Its a given one child in four will inherit both genes of carrier (heterozygous) parents with hemochromatosis. Carrier parents have one gene each. It is also possible for two offspring to carry both genes of heterozygous parents. It is more likely one of my parents is a homozygous (has both genes) carrier. I will never know. Mom has dementia (also a symptom of Hemochromatosis!). For reasons Ive already stated, the disease of Hemochromatosis will claim more lives since it is not taken seriously in my own family. I can only share what I know. I cannot get anyone else to take it seriously. when They still consider me and the fact that I am being treated for two the defective genes I inherited from my parents as “crazy” “making it up” and “psychiatric origins/not credible”. Lets see who believes and we will see who dies an early avoidable death? 

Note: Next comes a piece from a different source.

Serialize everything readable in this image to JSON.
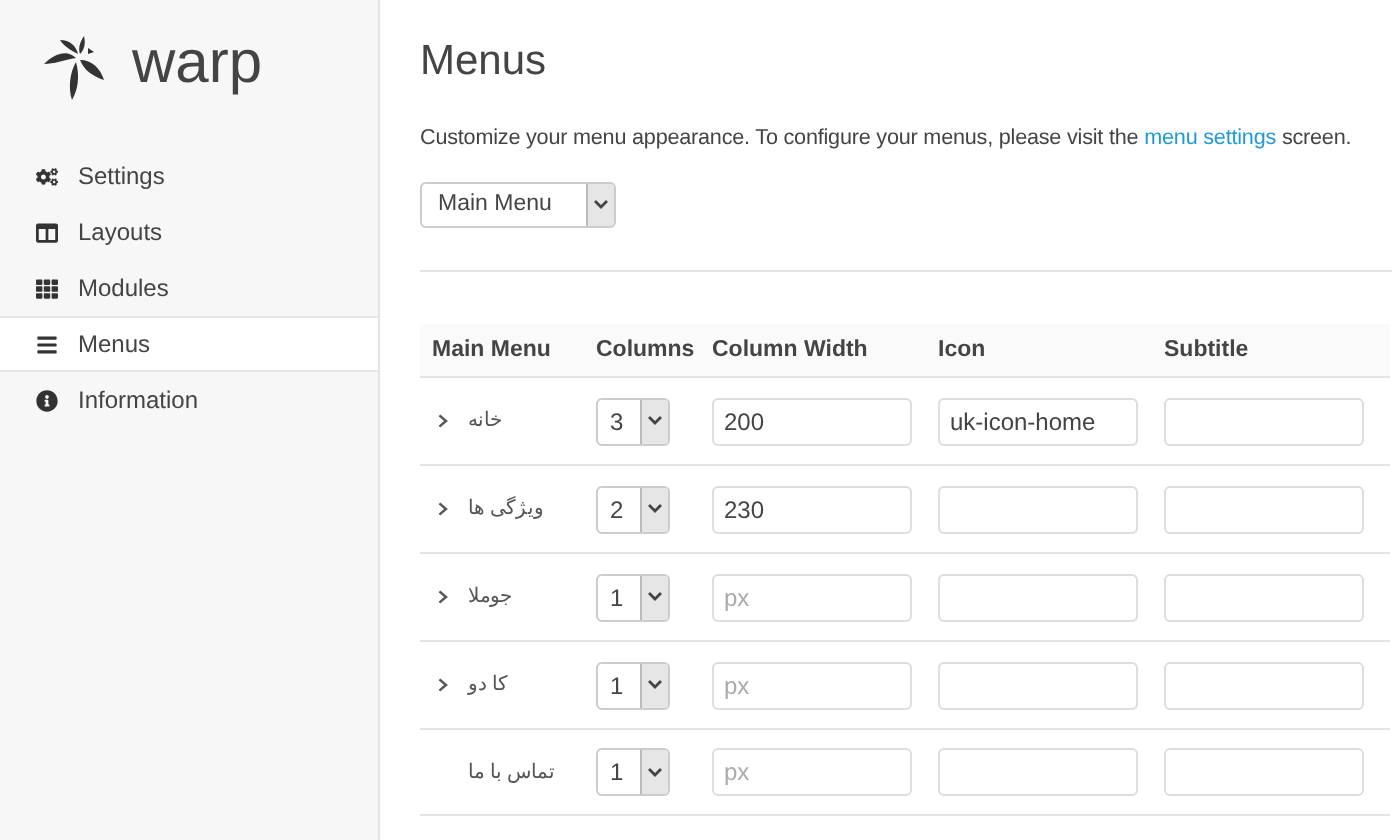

In the general population how many “crazy” relatives have you heard of who might have actually had an unknown/undiagnosed genetic disability?  

Author raises hand and waves madly!! ME ME ME. I think my blood relatives aren’t afraid this crazy genetic disease as much as they are of eating their own words? I placed myself and the diagnosis of a genetic disability out there because I honestly thought it would help define a new generation with a manageable condition. I was met with ignorance and discrimination. HH and other newly recognized genetic conditions can still destroy a family one generation at a time. It doesn’t matter how much money you have or how high your flag is planted on a hill. Hereditary Hemochromatosis will kill if left unchecked.